Oakridge Furniture has entered into an agreement with the state of Idaho to resolve consumer protection issues related to the recent closure of the store, Attorney General Lawrence Wasden said in a news release.
The agreement, which involves S & S Sales Inc., dba Oakridge Furniture, and S & S Sales’ owners, L. Kip and Angela Steed, stems from allegations that the Steeds conducted an unlawful “going out of business sale,” the release said.
Under the Idaho Consumer Protection Act, a seller may not advertise a “going out of business sale” unless the seller is closing for good. The Steeds intended to close Oakridge Furniture and reopen in the future as an Ashley Furniture Store.
A store that closes and subsequently reopens in the same location, but under a different name, may not advertise as if it is going out of business.

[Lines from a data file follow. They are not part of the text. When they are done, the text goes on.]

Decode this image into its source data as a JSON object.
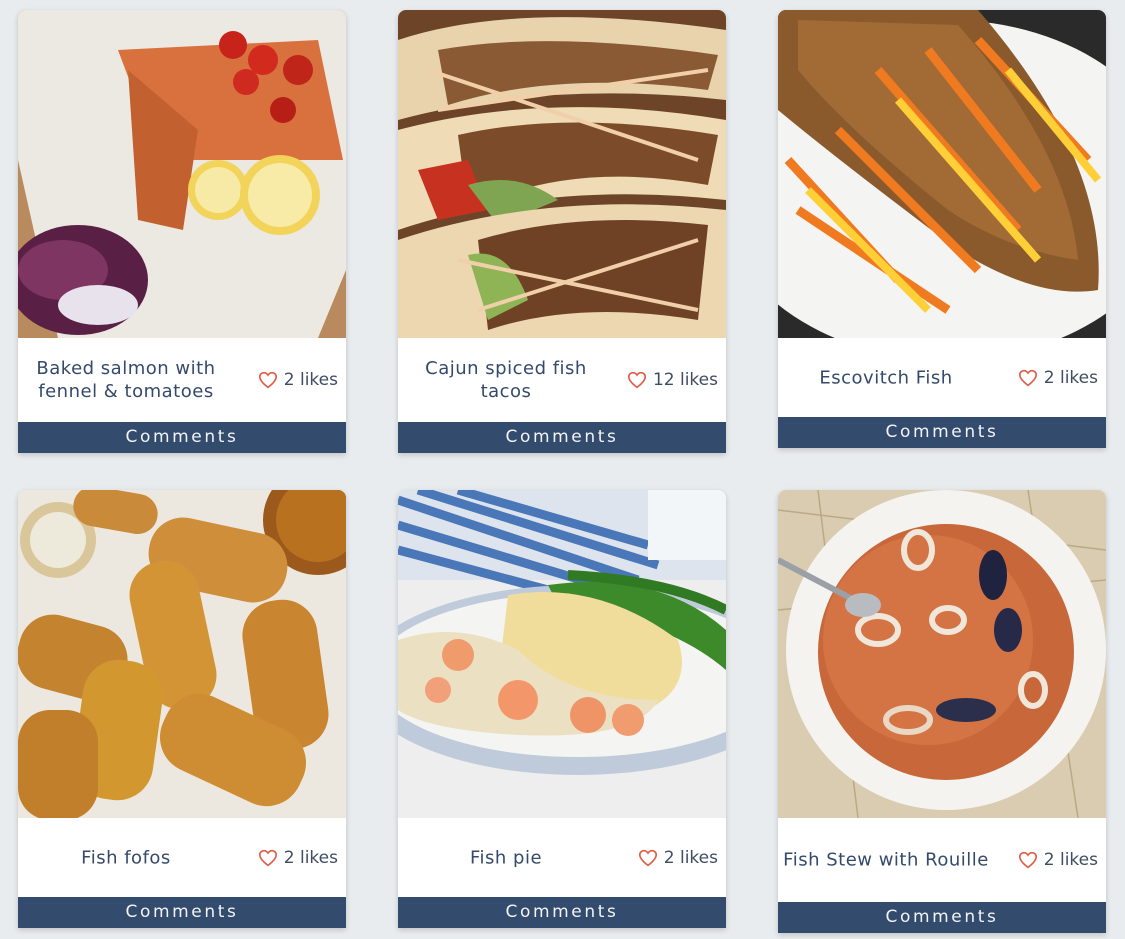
{
  "colors": {
    "page_bg": "#e9ecef",
    "title_text": "#34496b",
    "comments_bg": "#334b6c",
    "heart": "#e05a45"
  },
  "cards": [
    {
      "title": "Baked salmon with fennel & tomatoes",
      "likes": "2 likes",
      "comments": "Comments",
      "photo": "baked salmon with lemon, cherry tomatoes and red cabbage slaw"
    },
    {
      "title": "Cajun spiced fish tacos",
      "likes": "12 likes",
      "comments": "Comments",
      "photo": "fish tacos drizzled with sauce"
    },
    {
      "title": "Escovitch Fish",
      "likes": "2 likes",
      "comments": "Comments",
      "photo": "fried whole fish with pickled carrots and peppers"
    },
    {
      "title": "Fish fofos",
      "likes": "2 likes",
      "comments": "Comments",
      "photo": "breaded fish croquettes with dipping sauce"
    },
    {
      "title": "Fish pie",
      "likes": "2 likes",
      "comments": "Comments",
      "photo": "fish pie with prawns and green beans"
    },
    {
      "title": "Fish Stew with Rouille",
      "likes": "2 likes",
      "comments": "Comments",
      "photo": "seafood stew with mussels and squid in a white bowl"
    }
  ]
}
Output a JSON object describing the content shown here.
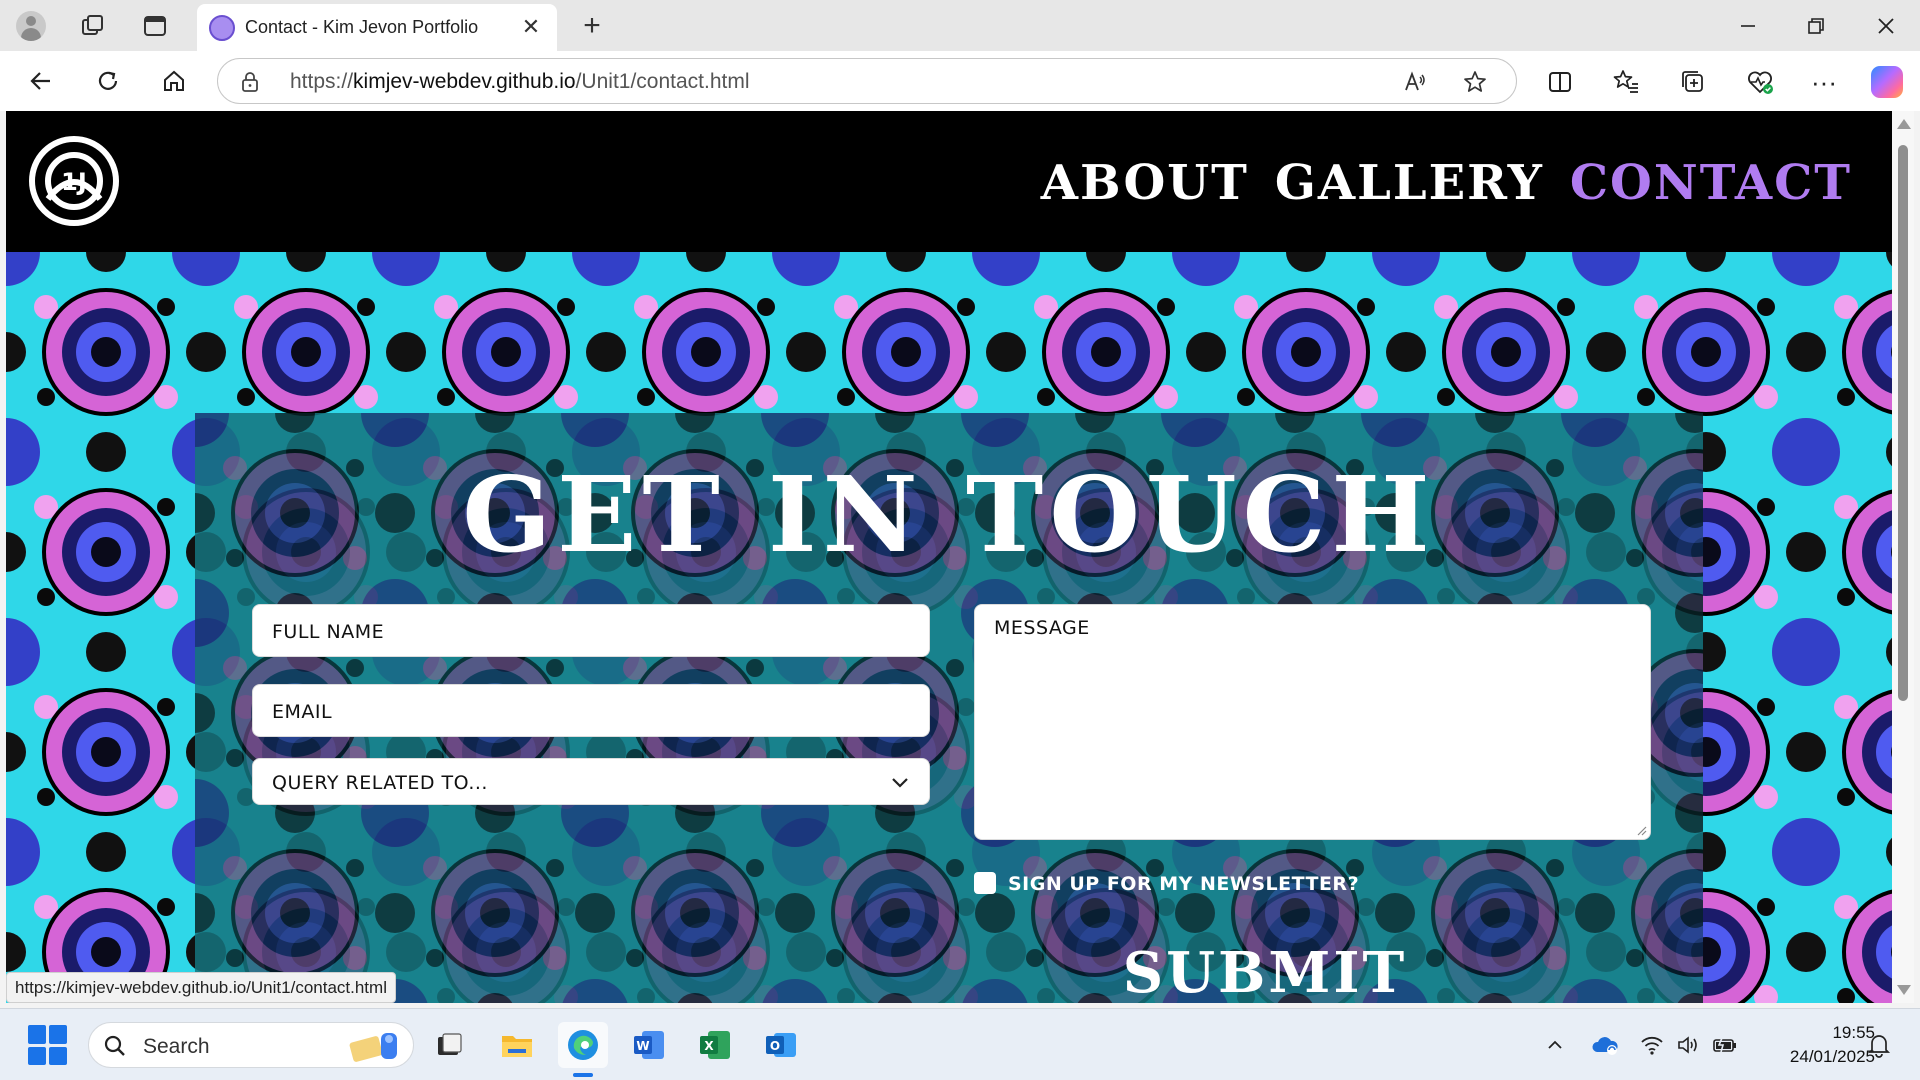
{
  "browser": {
    "tab_title": "Contact - Kim Jevon Portfolio",
    "tab_close": "✕",
    "new_tab": "+",
    "url_prefix": "https://",
    "url_host": "kimjev-webdev.github.io",
    "url_path": "/Unit1/contact.html",
    "read_aloud": "A̧",
    "more": "···",
    "status_url": "https://kimjev-webdev.github.io/Unit1/contact.html"
  },
  "site": {
    "nav": [
      {
        "label": "ABOUT",
        "active": false
      },
      {
        "label": "GALLERY",
        "active": false
      },
      {
        "label": "CONTACT",
        "active": true
      }
    ],
    "heading": "GET IN TOUCH",
    "form": {
      "full_name_placeholder": "FULL NAME",
      "email_placeholder": "EMAIL",
      "query_placeholder": "QUERY RELATED TO...",
      "message_placeholder": "MESSAGE",
      "newsletter_label": "SIGN UP FOR MY NEWSLETTER?",
      "newsletter_checked": false,
      "submit_label": "SUBMIT"
    }
  },
  "taskbar": {
    "search_label": "Search",
    "time": "19:55",
    "date": "24/01/2025"
  },
  "colors": {
    "nav_active": "#b07cf0",
    "panel": "#04303a",
    "pattern_cyan": "#2fe3f0",
    "pattern_pink": "#e76ee0",
    "pattern_blue": "#3340c8"
  }
}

During Oakridge Furniture’s closing, banners on the store read: “$2,000,000 STORE CLOSING LIQUIDATION,” “STORE CLOSING SALE,” and “EVERYTHING MUST GO.” The Attorney General believes these phrases misrepresented the type of “sale” Oakridge Furniture was conducting because the signs informed consumers — incorrectly — that Oakridge Furniture was closing for good when, in fact, it intended to reopen under a different name, the release said.
Under the agreement, if S & S Sales or the Steeds conduct a future going out of business sale, they must inform the Attorney General’s Office about the sale at least 30 days before it begins. The parties also must provide in writing to the Attorney General’s Office:
• the sale’s projected end date;
• a detailed inventory of the furniture to be sold, including pre-sale prices;
• a detailed inventory of the furniture remaining at the end of the sale;
• a detailed inventory of the furniture that sold, including sale prices and sale dates; and
• information about the disposal of any remaining inventory.
The agreement requires S & S Sales and the Steeds to address any consumer protection issues that may arise because of a future going out of business sale and to notify the Attorney General’s Office if they change their business name.
The Steeds paid the Attorney General $500 to reimburse the office for its attorney’s fees and investigative expenses. A civil penalty of $10,000 is suspended as long as S & S Sales’ and the Steeds’ compliance with the agreement.